Он сдался и выкатился из постели. Он пошел вниз по лестнице и приготовил себе кофе, взял диктофон, положил его на стол рядом со своим креслом и нажал на воспроизведение.
«Моя История», Эдриан Уиклоу
Я кричал с самого первого дня.
Я был рожден кричащим. По крайней мере, так говорила мне моя дорогая мать. Я кричал с того момента, когда они притащили меня в этот странный мир.
― Этому есть, что сказать, ― сказала ей акушерка и была в этом права, но никто не слушал. Никто не уделил мне никакого внимания. Не уделял годами.
Затем я начал убивать, и все изменилось. Внезапно, людям стало не все равно. Я убивал снова и снова. Они отчаялись поймать меня. Некоторые из них стали одержимы мной. Было приятно знать, что я занимаю все умы. Как видите, все изменилось, когда я начал забирать их детей.
Тогда они меня заметили.
«Боже правый» , ― подумал Брэдшоу.
Он прослушал всего несколько слов, а уже преисполнился отвращением. Это настоящая причина убийственного разгула Эдриана Уиклоу? Он и вправду убивал детей лишь для того, чтобы общество, наконец, его заметило? Это казалось чем-то за гранью, но мозг Уиклоу работал не так, как у других людей. Это хотя бы было известно наверняка.
Все же, моя мать любила меня. Я должен оговорить это заранее на случай, если у кого-то сложилось ошибочное представление. Она была от меня без ума. Я никогда не хотел еды, одежды, игрушек или родительской ласки, даже, когда мой отец так неожиданно умер, въехав на своей машине в зад длинного грузовика. Я не помню его, почти нет. Он лишь размытое пятно, но моя мать значила для меня все. Я редко выходил из себя, но молодой человек с какого-то психологического факультета университета пытался втолковать мне много лет назад, что мои так называемые преступления могли каким-то образом быть связанными с моим взрослением. Это было впервые, когда я почувствовал отчаянное желание снова убить за почти что семь лет. Я причинил ему вред. Ему повезло, что им удалось оттащить меня прежде, чем я прикончил его. Не стоит и говорить, что больше я его не видел.
Мою мать ни в чем не стоит винить. Если мои преступления вообще являются преступлениями, в них стоит винить природу и общество. В природе каждого человека заложено стремление убивать. Цивилизация ничего не меняет. В любой собаке живет волк. Она ничего не может поделать, воя на Луну или преследуя кролика. Таким же образом, от человека нельзя ожидать, что он забудет о тысячелетнем инстинкте к убийству просто потому, что утром он одевает костюм и направляется в офис. А общество? Я виню его. Я повернулся к обществу спиной, потому что оно повернулось спиной ко мне. Я был умным мальчиком, но я не мог получить доступ к экзаменам, не вписывался в мир их вопросов и интервью. Я покинул школу без аттестата и так как я не мог вынести мысли работать с другими людьми, я стал использовать руки для починки вещей, когда все, чего я на самом деле хотел, все разрушать.

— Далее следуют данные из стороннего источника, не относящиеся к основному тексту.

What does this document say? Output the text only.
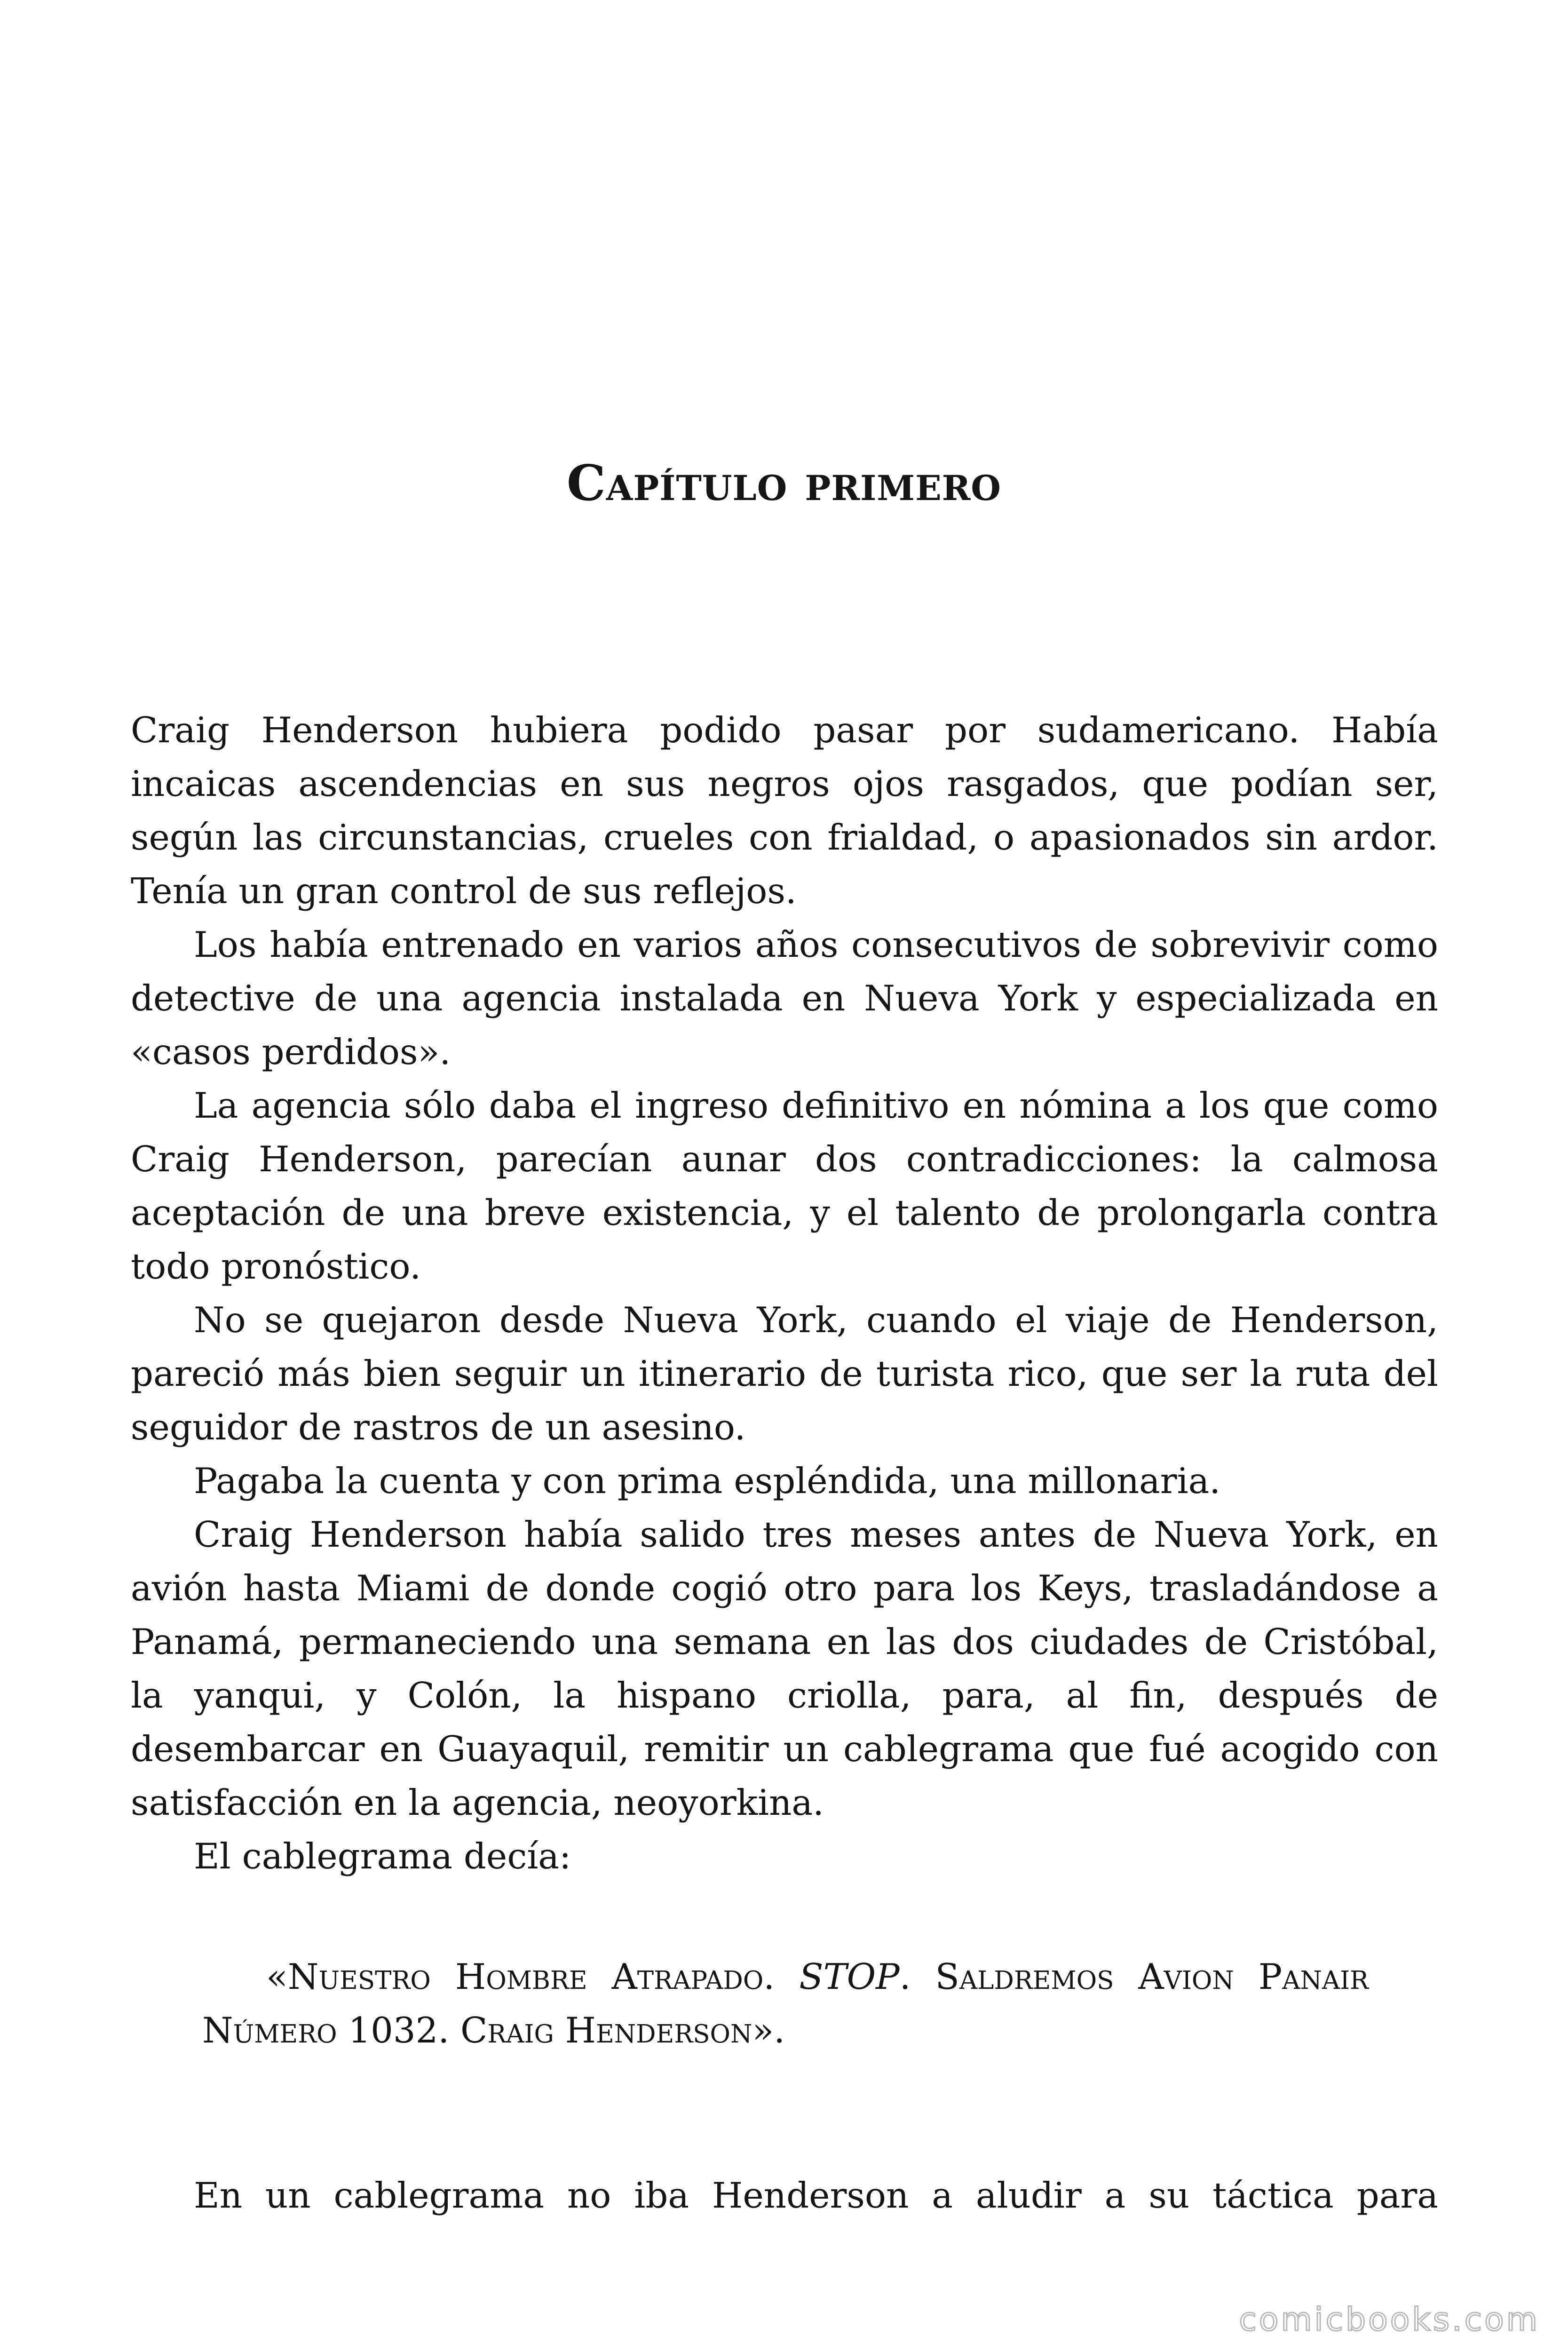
Capítulo primero

Craig Henderson hubiera podido pasar por sudamericano. Había incaicas ascendencias en sus negros ojos rasgados, que podían ser, según las circunstancias, crueles con frialdad, o apasionados sin ardor. Tenía un gran control de sus reflejos.

Los había entrenado en varios años consecutivos de sobrevivir como detective de una agencia instalada en Nueva York y especializada en «casos perdidos».

La agencia sólo daba el ingreso definitivo en nómina a los que como Craig Henderson, parecían aunar dos contradicciones: la calmosa aceptación de una breve existencia, y el talento de prolongarla contra todo pronóstico.

No se quejaron desde Nueva York, cuando el viaje de Henderson, pareció más bien seguir un itinerario de turista rico, que ser la ruta del seguidor de rastros de un asesino.

Pagaba la cuenta y con prima espléndida, una millonaria.

Craig Henderson había salido tres meses antes de Nueva York, en avión hasta Miami de donde cogió otro para los Keys, trasladándose a Panamá, permaneciendo una semana en las dos ciudades de Cristóbal, la yanqui, y Colón, la hispano criolla, para, al fin, después de desembarcar en Guayaquil, remitir un cablegrama que fué acogido con satisfacción en la agencia, neoyorkina.

El cablegrama decía:

«Nuestro Hombre Atrapado. STOP. Saldremos Avion Panair Número 1032. Craig Henderson».

En un cablegrama no iba Henderson a aludir a su táctica para

comicbooks.com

Брэдшоу вслушивался в монологи об учителях, которые были жестоки или не понимали Уиклоу, не смогли заметить его высокий интеллект. Затем последовали размышления о мальчике без друзей, которого дразнили маленькие девочки в его классе и доставали задиры, пока однажды он не воткнул в руку одного из них острый конец циркуля и не был жестоко избит, но, по крайней мере, задирать его перестали.
Прошел почти час, когда Брэдшоу достиг части, где взрослый Уиклоу начал преследовать детей.
Незамедлительно и инстинктивно, он выключил диктофон. Он не хотел этого слышать. Это не было выдуманной историей какого-нибудь писателя мрачных сказок. Это было слишком реальным.
Но как он собирается выяснить правду насчет Сьюзан, если не прослушает это?
Брэдшоу встал со своего места и пошел на кухню. Он полез в холодильник и вытащил бутылку водки, открутил крышку и налил очень щедрую порцию в стакан, а затем добавил такое же количество тоника. Он вернулся в свое кресло, отпил напитка и снова нажал на воспроизведение. Уиклоу рассказывал о Тиме Коллингсе, его первой жертве. Его голос изменился, пока он вспоминал, как преследовал Тима. Брэдшоу слышал в его голосе восторг.
Тим был одиночкой, как и я. Мне было это очевидно. Он не видел меня, ни разу, но я видел его. Я оставался вдалеке и наблюдал с расстояния. Он ни с кем не играл, кажется, вообще не имел друзей. Другие дети просто проходили мимо. Я это понимал. Я хотел, забрав его юную жизнь, придать ей значения. Тогда они его запомнят. Все в его деревне будут говорить о нем годами.